Murrell and Maloney have been at odds since Maloney joined the Appropriations Committee seven years ago. They clashed again this spring when the legislature told Murrell to limit his public defenders' private practice work to evenings and weekends.

Public defenders are paid by the state and are not allowed to practice criminal law privately. They may, however, practice civil law privately, including contracts, wills and divorces. Many of them say such private practice is necessary to supplement their state salaries.

The average salary for public defenders is $35,000 a year, which is lower than the salaries of the state's assistant attorneys general and some county prosecutors. Murrell, as head of the department, makes $66,000.

Maloney said Murrell started the recent controversy by asking the legislature to control his staff's private practice because Murrell believed some public defenders were doing too much private work at the expense of their public jobs. Murrell denies having introduced the issue; he said the new restrictions, which resulted in the resignations of two public defenders, are solely the work of state lawmakers.

The issue has demoralized the public defenders, many of whom cannot afford to give up the private practice, said James E. Kenkel, district public defender for Prince George's County. Kenkel questioned whether Murrell has diligently pursued pay increases for the staff.

"He's my boss and I support him publicly," Kenkel said. "But I always wish we were more aggressive in pursuing salaries that can maintain quality attorneys." Murrell insists that he has requested higher salaries but has run into a wall of opposition at the state's Department of Personnel.

Del. Paul Muldowney (D-Washington), also a member of the House Appropriations Committee, supports Murrell. "He's fought damn hard for his people," Muldowney said. " . . . If he's got one shortcoming it might be that he's salty and sarcastic. Sometimes that gets in the way and some people might misinterpret that."

Maryland's public defender office began operating in 1971 with a $1.2 million budget. Yet, despite the budget growth since then, the office still runs out of notebooks, legal paper, pens and pencils every May, according to one former public defender.

Although some of Murrell's lawyers say he has slowed down because of his age, they still consider him an effective leader and administrator.
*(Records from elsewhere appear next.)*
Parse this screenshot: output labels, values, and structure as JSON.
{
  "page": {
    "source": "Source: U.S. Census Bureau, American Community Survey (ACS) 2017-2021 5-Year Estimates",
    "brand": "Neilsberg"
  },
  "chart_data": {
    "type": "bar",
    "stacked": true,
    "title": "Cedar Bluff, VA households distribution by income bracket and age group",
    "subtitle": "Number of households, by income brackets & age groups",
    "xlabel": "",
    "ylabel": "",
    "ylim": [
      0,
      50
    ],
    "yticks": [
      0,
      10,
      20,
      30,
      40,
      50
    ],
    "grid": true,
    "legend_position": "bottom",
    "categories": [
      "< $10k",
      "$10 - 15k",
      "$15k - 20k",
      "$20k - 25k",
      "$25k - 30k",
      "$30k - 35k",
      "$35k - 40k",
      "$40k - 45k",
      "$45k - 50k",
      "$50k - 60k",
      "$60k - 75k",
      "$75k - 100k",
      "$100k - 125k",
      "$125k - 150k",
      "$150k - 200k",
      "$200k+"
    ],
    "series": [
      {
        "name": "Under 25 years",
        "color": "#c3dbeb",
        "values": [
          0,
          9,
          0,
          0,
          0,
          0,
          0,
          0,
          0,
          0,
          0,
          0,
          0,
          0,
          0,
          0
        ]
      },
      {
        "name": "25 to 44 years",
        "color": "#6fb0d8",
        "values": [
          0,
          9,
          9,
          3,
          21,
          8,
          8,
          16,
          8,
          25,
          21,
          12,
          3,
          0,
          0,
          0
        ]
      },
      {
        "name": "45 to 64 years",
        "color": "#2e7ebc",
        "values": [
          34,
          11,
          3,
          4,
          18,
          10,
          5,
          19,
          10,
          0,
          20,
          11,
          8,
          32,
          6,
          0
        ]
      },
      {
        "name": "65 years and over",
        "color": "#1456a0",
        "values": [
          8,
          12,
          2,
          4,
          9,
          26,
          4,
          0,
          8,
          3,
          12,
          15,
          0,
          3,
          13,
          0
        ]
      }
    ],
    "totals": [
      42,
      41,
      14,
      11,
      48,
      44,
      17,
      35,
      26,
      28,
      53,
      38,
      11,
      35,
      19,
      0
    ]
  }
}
Henry Engel, district public defender for Harford County, said most people are astounded to learn that Murrell is 84. "His age hasn't hurt the office," Engel said.

Because Murrell considers the public defender system a reflection of his personal attitude toward criminal defense, he has vowed to hire only the most experienced and professional trial lawyers who share his philosophy.

"Our first objective isn't to win or lose, but to make sure that when the case is disposed, our client had equal justice," Murrell said. "That's the whole ball game . . . . All we get out of it is a sense we gave him the client the best we had to offer. Of course, that's not much consolatation if a client is sitting in a cell block."

"Most of our people never seem to get burned out," he said. "The work is an exciting challenge, and every once in a while someone gets found not guilty. It's a mental boost when someone gets caught up in the criminal justice system and they are looking to you for help."